Methods: Using qualitative, semi-structured, in-depth interviews, 13 people were interviewed for approximately one hour about their sources of income and economic strategies. Subsequently, interviewees met together in a member-check group to ensure rigor of researcher’s interpretations. Interviews took place with residents of the Bay Area in California. Interviews were transcribed and analyzed using the data analytical software Dedoose. Both deductive and inductive strategies were employed in this qualitative analysis. Analytical memo-writing was used as a reflexivity tool to remain faithful to participant interview responses as the data source and strengthen the rigor of the research. The themes that emerged spanned multiple domains such as experiences of ableism, concrete strategies, and structural critiques of the SSI/SSDI programs. This paper focuses on the concrete strategies for survival and other work-related domains.

Results: While only one interviewee had participated in a SSA work incentive program, all interviewees described a tremendous amount of routine labor ranging from 5-40 hours per week, both paid and unpaid. The labor largely fell into two categories: 1) Criminalized: Money-making work that participants shielded from reporting in order to maintain their life-sustaining benefits and 2) Invisibilized: work done without monetary compensation that was therefore discounted in the labor market. In the first category, work was done as a survival mechanism, such as to minimize the numbers of meals skipped per month. In the second category, work was done for necessary life management such as the bureaucracy required by SSI to remain on benefits as well as for social and altruistic reasons. Interviewees reported volunteering in worksites where others were paid for the same work because they sought a sense of purpose and community.

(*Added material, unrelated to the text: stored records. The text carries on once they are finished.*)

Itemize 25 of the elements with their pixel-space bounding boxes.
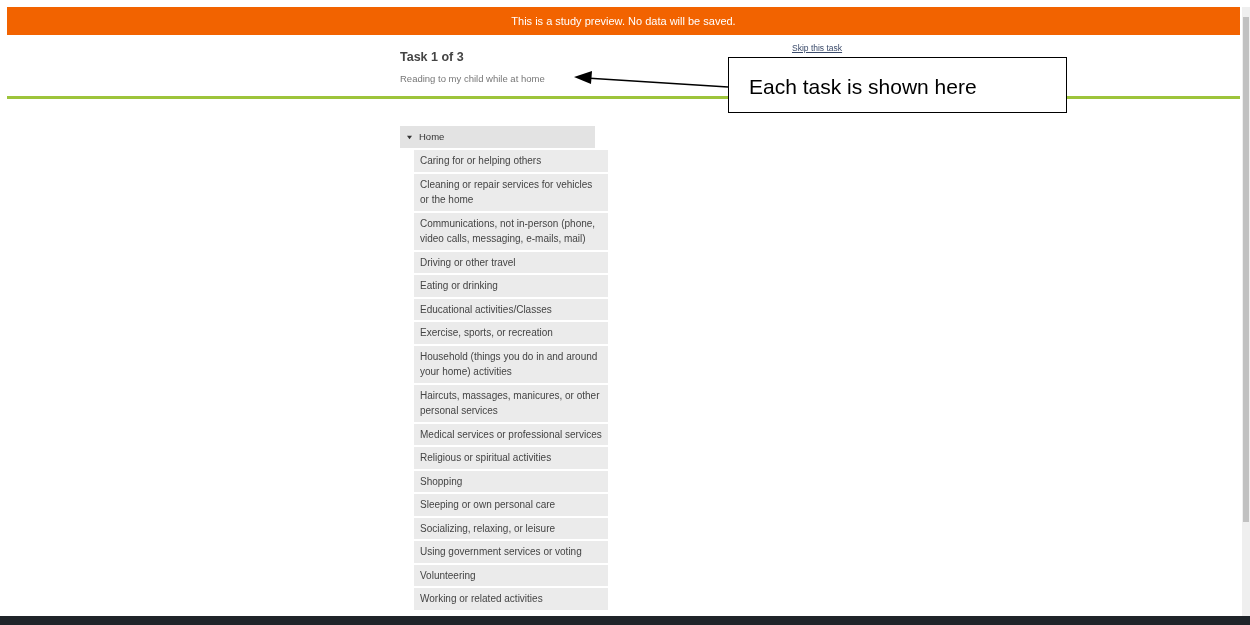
category-header[interactable]: Home [400, 126, 595, 148]
category-item[interactable]: Exercise, sports, or recreation [414, 322, 608, 344]
category-item[interactable]: Shopping [414, 470, 608, 492]
category-item[interactable]: Medical services or professional services [414, 423, 608, 445]
category-item[interactable]: Haircuts, massages, manicures, or other personal services [414, 384, 608, 422]
category-item[interactable]: Educational activities/Classes [414, 298, 608, 320]
category-item[interactable]: Using government services or voting [414, 541, 608, 563]
task-description: Reading to my child while at home [400, 72, 545, 86]
preview-banner: This is a study preview. No data will be saved. [7, 7, 1240, 35]
category-item[interactable]: Sleeping or own personal care [414, 494, 608, 516]
scrollbar[interactable] [1242, 7, 1250, 616]
category-item[interactable]: Cleaning or repair services for vehicles or the home [414, 173, 608, 211]
category-item[interactable]: Communications, not in-person (phone, video calls, messaging, e-mails, mail) [414, 212, 608, 250]
category-item[interactable]: Caring for or helping others [414, 150, 608, 172]
annotation-callout: Each task is shown here [728, 57, 1067, 113]
category-item[interactable]: Driving or other travel [414, 251, 608, 273]
category-item[interactable]: Religious or spiritual activities [414, 447, 608, 469]
caret-down-icon [406, 134, 413, 140]
category-item[interactable]: Volunteering [414, 564, 608, 586]
category-item[interactable]: Socializing, relaxing, or leisure [414, 517, 608, 539]
category-item[interactable]: Household (things you do in and around your home) activities [414, 345, 608, 383]
category-item[interactable]: Eating or drinking [414, 275, 608, 297]
category-item[interactable]: Working or related activities [414, 588, 608, 610]
skip-link[interactable]: Skip this task [792, 43, 843, 53]
task-title: Task 1 of 3 [400, 49, 464, 66]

Conclusions and Implications: Data grounded in behaviors of people on SSI/SSDI provided an empowering experience for interview participants, many of whom alluded to feeling “heard” and eager to communicate to policy makers whose decisions impact their daily lives. Moreover, participants’ work lives showed that while they were not using the SSA work incentive programs, they were in fact working. These findings warrant further investigation in a wider sample and alternate geographic areas. Further, they suggest that work does not need incentivizing, rather SSA policy shifts that recognize and legalize work are needed.